At the jail, with Madison in a cell, young and attractive Alma Hollander, the Ranger’s wife, strolled in at noontime carrying a tray of food.
She said to Madison, “I have your lunch here. Please step back and I’ll place it on the floor. I’m Mrs. Hollander.”
“I know who you are, sweet one,” Madison said. “You’re the girl who escaped from that bright moon I was studying all last night after I got locked up in here, the one the moon didn’t want to let go of, afraid you’d get scooped up by some lovesick cowboy like me who thinks Texas women are the most beautiful women in the whole world, ‘specially the married ones. Your husband’s a real nice fellow, if he is what he seems to be with someone like you at hand. He does have a great eye for beautiful ladies. How I wish I was not in here, lost to the world, lost to the fairest of ladies in the world.”
Alma, turning to exit after placing the tray on the floor, advised him, “Just eat your meal, Madison. That’s all you have to do. You’ll have your chance someday at true love.”

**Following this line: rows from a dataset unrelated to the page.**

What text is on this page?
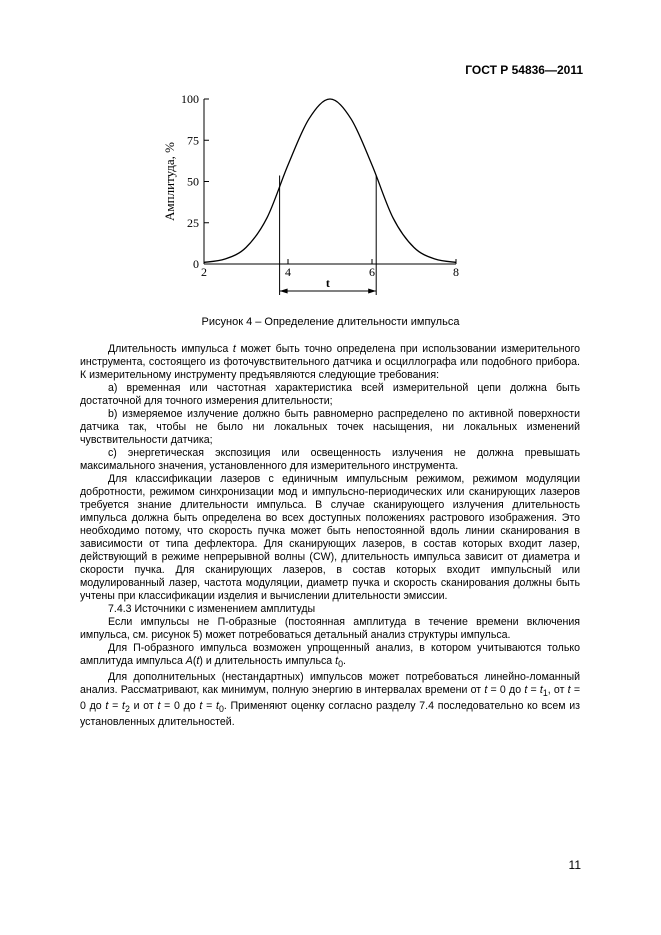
ГОСТ Р 54836—2011
0
25
50
75
100
2	4	6	8
Амплитуда, %
t
Рисунок 4 – Определение длительности импульса

Длительность импульса t может быть точно определена при использовании измерительного инструмента, состоящего из фоточувствительного датчика и осциллографа или подобного прибора. К измерительному инструменту предъявляются следующие требования:

а) временная или частотная характеристика всей измерительной цепи должна быть достаточной для точного измерения длительности;

b) измеряемое излучение должно быть равномерно распределено по активной поверхности датчика так, чтобы не было ни локальных точек насыщения, ни локальных изменений чувствительности датчика;

с) энергетическая экспозиция или освещенность излучения не должна превышать максимального значения, установленного для измерительного инструмента.

Для классификации лазеров с единичным импульсным режимом, режимом модуляции добротности, режимом синхронизации мод и импульсно-периодических или сканирующих лазеров требуется знание длительности импульса. В случае сканирующего излучения длительность импульса должна быть определена во всех доступных положениях растрового изображения. Это необходимо потому, что скорость пучка может быть непостоянной вдоль линии сканирования в зависимости от типа дефлектора. Для сканирующих лазеров, в состав которых входит лазер, действующий в режиме непрерывной волны (CW), длительность импульса зависит от диаметра и скорости пучка. Для сканирующих лазеров, в состав которых входит импульсный или модулированный лазер, частота модуляции, диаметр пучка и скорость сканирования должны быть учтены при классификации изделия и вычислении длительности эмиссии.

7.4.3 Источники с изменением амплитуды

Если импульсы не П-образные (постоянная амплитуда в течение времени включения импульса, см. рисунок 5) может потребоваться детальный анализ структуры импульса.

Для П-образного импульса возможен упрощенный анализ, в котором учитываются только амплитуда импульса A(t) и длительность импульса $t_0$.

Для дополнительных (нестандартных) импульсов может потребоваться линейно-ломанный анализ. Рассматривают, как минимум, полную энергию в интервалах времени от t = 0 до $t = t_1$, от t = 0 до $t = t_2$ и от t = 0 до $t = t_0$. Применяют оценку согласно разделу 7.4 последовательно ко всем из установленных длительностей.

11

“I just wish it could be you, Ma’am,” Madison offered sweetly. “No moss growing all over me. When I move on there’ll be some live wishing going on here. You’ll just be in the mix then, like a dream that never happened, a beautiful woman locked into a lonely town where the moon can die every night, like death comes on every breath if you let it.”
“You are a smooth one, Madison,” she said, ready to leave the jail.
Madison, still playing, tried again, “Knowing my name for starters is all it takes. Now let me dream how it might be. I’ll let you know how it goes some other time when I’m shuck of here.”
Alma is about to leave and Madison snaked his hand through the bars and grabbed her by the hair. He immediately covered her mouth with his other hand and pulled her against the bars of the cell.
Madison, holding tight, whispered in her ear, “That prairie rat of a husband of yours shouldn’t let high and mighty you work like a slave. You got some comeuppance coming to you, you and that man of yours who thinks he’s the world to you. Well, soft lady, you got some news coming your way.”
Madison shifted his position to get a better grab on her, and Hollander stepped into the cell section of the jail.
Hollander, in a deep voice, warned, “You keep your hands on her and you’re dead before you hit the floor.”
“I got the knife here, high and mighty Ranger, and I’ll cut her pretty face so you won’t want to look at her come morning any more. I’ll mark her fearsome, Ranger boy, real fearsome.”
Hollander offered a quick thought on the matter. “She’ll probably do what Chico does when she yells at him.”
Alma, a quizzical look on her face, imagined her pet dog being corrected, smiled, and then ducked, as Hollander fired one round high onto Madison’s shoulder. It knocked Madison across the cell. Alma fell once free of his grip, and the dull knife taken from the food tray dropped harmlessly to the floor.
Hollander added another thought to the matter. “You’re going down to the third level at the penitentiary, Madison. You won’t see the sun for a few years if you can stand it. I’m willing to wager you’ll be nearer to Hell than you are right now.”
“And no closer to heaven,” Alma Hollander added as she brushed off her clothes.
Hollander laughed all the way out of the jail, even as his “slippers” squeaked again.